Venezuelan Migrants Find Relief at Center of Hope from Samaritans Purse
GNN Note – We have been following the economic collapse of Venezuela for close to six years. The economic policies of socialism have destroyed another country and is currently destroying the lives of hundreds of thousands of people. We are grateful to see some relief flowing into this area to offer some assistance to victims of these out of control politicians.
A SMALL FACILITY IN COLOMBIA IS PROVIDING MEDICAL CARE AND OTHER SERVICES TO VENEZUELANS WHILE KEEPING THE GOSPEL AT THE FOREFRONT OF CONVERSATIONS.
Just over the border from Venezuela, in Cucuta, Colombia, hundreds of desperate men, women, and children come to the Center of Hope each week to find physical and spiritual relief.
Some of these Venezuelan migrants have moved to Cucuta, some are passing through, and some will travel back to their home country in the evening. They all share this in common: a failing economy has put their once-wealthy nation in a painful place. People are struggling to feed themselves, and the healthcare system is no longer able to meet even basic needs. They feel they have nothing left in Venezuela and must seek out relief somewhere else.
At the Center of Hope, a partnership between Samaritan’s Purse and a local Colombian church, they find a variety of services.
“People come and get spiritual help, regardless of background. They hear about God.

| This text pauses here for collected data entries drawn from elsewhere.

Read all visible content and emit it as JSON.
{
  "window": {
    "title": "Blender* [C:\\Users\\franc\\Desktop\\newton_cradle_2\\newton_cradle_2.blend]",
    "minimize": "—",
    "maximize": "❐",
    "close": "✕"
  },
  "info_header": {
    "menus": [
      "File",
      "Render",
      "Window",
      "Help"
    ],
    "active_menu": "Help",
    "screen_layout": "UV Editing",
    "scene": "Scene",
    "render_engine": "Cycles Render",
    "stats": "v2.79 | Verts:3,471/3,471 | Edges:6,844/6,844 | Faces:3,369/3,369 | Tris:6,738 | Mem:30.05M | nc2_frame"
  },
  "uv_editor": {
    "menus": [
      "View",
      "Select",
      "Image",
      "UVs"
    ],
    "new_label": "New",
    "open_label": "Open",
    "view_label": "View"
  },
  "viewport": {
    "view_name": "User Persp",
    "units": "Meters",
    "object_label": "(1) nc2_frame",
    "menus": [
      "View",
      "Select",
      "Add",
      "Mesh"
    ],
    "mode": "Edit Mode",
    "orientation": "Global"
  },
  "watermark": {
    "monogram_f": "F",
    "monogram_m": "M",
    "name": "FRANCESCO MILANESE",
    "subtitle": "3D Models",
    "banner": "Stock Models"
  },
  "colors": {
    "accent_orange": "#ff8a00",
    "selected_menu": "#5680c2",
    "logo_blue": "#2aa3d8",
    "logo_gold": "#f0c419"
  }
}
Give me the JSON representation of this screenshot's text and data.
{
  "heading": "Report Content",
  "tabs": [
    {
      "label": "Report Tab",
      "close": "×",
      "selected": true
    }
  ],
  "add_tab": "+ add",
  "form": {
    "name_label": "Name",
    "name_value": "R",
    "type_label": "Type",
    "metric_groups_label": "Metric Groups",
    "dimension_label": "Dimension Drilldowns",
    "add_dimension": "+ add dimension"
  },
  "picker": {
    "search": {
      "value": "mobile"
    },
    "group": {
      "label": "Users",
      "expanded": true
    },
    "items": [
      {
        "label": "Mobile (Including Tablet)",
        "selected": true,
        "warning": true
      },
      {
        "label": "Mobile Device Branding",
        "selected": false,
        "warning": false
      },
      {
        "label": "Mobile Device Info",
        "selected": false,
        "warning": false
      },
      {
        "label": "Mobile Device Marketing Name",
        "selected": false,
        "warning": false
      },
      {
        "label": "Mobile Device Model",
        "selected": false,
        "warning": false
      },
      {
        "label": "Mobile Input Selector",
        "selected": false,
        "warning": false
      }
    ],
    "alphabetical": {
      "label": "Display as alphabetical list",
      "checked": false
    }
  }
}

They get psychological help, medical help, legal help,” said Jairo Antonio Garzon Lopez, the center’s coordinator.
Between June and December 2018, nearly 13,000 people (the vast majority of them Venezuelan migrants) were guests at the center, with the numbers climbing as the new year began. A concern for people’s souls is integrated into all the center’s services, and the Gospel of Jesus Christ is being clearly presented. Close to 3,000 people have surrendered their lives to the Lord, and an additional 1,300 people rededicated their lives to Him.
Fleeing a Country in Collapse
Many of those who come to the center are seeking medical care for their children. Orangeles, 21, came seeking diapers and medicine for her 1-year-old son’s rash. She left Venezuela “because it was unbearable” and moved to Cucuta, where she now works as a beautician and sleeps on a mattress in a cleaned-up storage room. It’s not easy, but she resolved, “I’m going to Colombia and am going to stay no matter what.”